Pourquoi pirater un Boeing 757 ?

Actualités - Hack - Posté on 13 Nov 2017 at 4:56 par Solange Belkhayat-Fuchs

Plus de 40 000 articles et notes de blogs relatant une prétendue série de hacks organisée par le Department of Homeland Security et visant un avion de ligne Boeing 757. 40 000 mentions mais très peu de doutes soulevés, y compris par nos confrères de la presse spécialisée.

« Prétendue série de hacks», puisque strictement aucune information technique ne vient étayer ces affirmations, et rien non plus ne vient définir ces « hacks ». Car, de l’intrusion à la fuite d’information, de la simple lecture d’un bus de données à l’injection de commande pouvant expédier un avion au « tapis », il existe une foultitude de possibilités et de criticité. Tout au plus sait-on que cette campagne de pentesting visait un aéronef techniquement ancien, et que l’ensemble des tests ont reposé sur des vulnérabilités des systèmes radio. Le reste n’est que peur, incertitude, doute.

Le 757 est un avion de transport des années 80. Sa production a cessé en 2004, et la grande majorité des équipements de contrôle de vol et de communication, à quelques « retrofits » près, datent de cette époque. Epoque à laquelle l’usage des systèmes d’analyse radio (les SDR, ou radios logicielles) n’étaient l’apanage que d’un très faible nombre de personnes : militaires, scientifiques, quelques chercheurs dans les laboratoires des opérateurs…

Il faudra attendre 2012 et le « hack Realtek » du groupe Osmocom pour que l’écoute radio large bande, l’analyse des signaux et des types de modulation et le fuzzing appliqué aux équipements électromagnétiques deviennent à la mode dans le milieu hacker… et encore, très timidement. A cet époque, une grande majorité des systèmes d’aide à la navigation installés sur le 757 avaient déjà 20 ans. Réalisé en 2016, le pentesting du DHS s’attaquait donc à un véhicule vieux de plus de 35 ans. Authentifications des périphériques d’avionique quasiment inexistantes, protocoles simples et non chiffrés, électronique embarquée dont on exigeait plus une fiabilité de fonctionnement qu’une sécurité des données traitées, apparition de technologies naissantes et devant faire leurs preuves dans le domaine des transmissions de commandes… autant de « low hanging fruits » de la SSI assez simples à cueillir avec les outils du XXIème siècle.

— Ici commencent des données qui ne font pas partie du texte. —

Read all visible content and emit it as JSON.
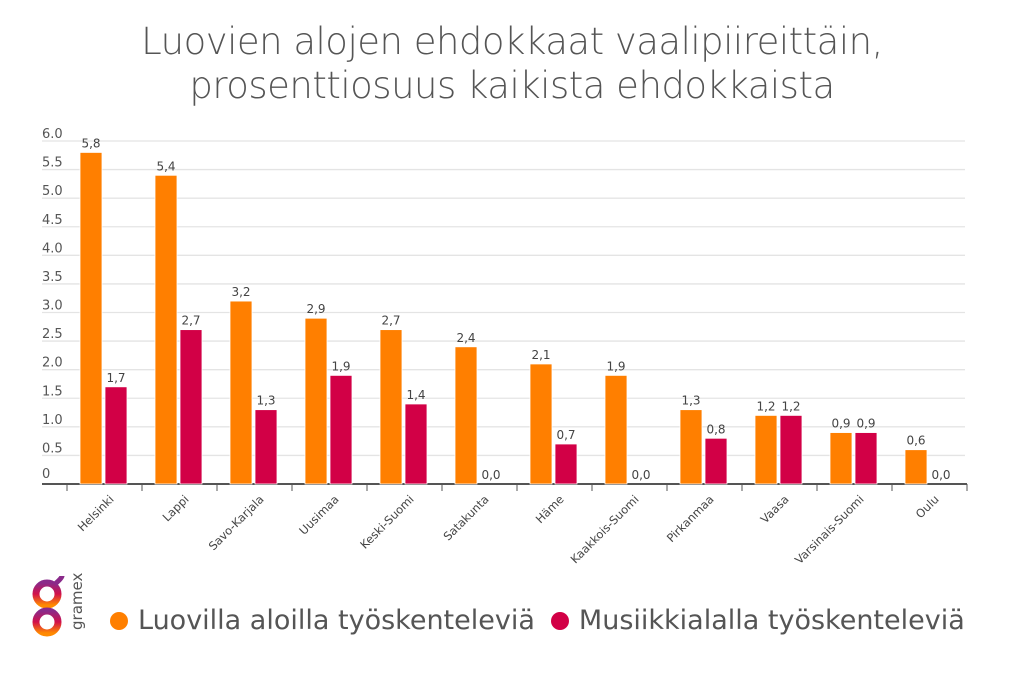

Un autre « non-dit » vient entourer le « fud » qui recouvre ce hack légendaire (au sens premier du terme) : avec quels équipements, à quelle distance, avec quelle puissance ces tests ont-ils été menés ? Car il existe une légère différence entre un hacking « en chambre », calmement piloté depuis un bureau situé dans un périmètre de 10 à 50 mètres autour de l’appareil, et un véritable « remote » visant un appareil volant à 30 000 pieds à une vitesse de 400 nœuds. Même en phase critique de décollage ou atterrissage, l’environnement électromagnétique d’un aéroport rend toute discrimination (et ciblage précis) excessivement compliqué. Que celui qui ne s’est jamais perdu dans le filtrage d’une avalanche de transformées de Fourier nous jette le premier Tchebychev.

Tout cela ne veut pas nécessairement dire que l’opération de propagande du DHS soit vaine. Elle vise prioritairement à systématiser l’intégration d’un « owasp de l’informatique embarquée » de l’aviation civile, qui ne dépende pas seulement des constructeurs et équipementiers, comme c’est le cas encore de nos jours dans le secteur automobile. Et ce, malgré un culte de la sécurité et les efforts permanents qui sont le propre de tous les fabricants de machines volantes.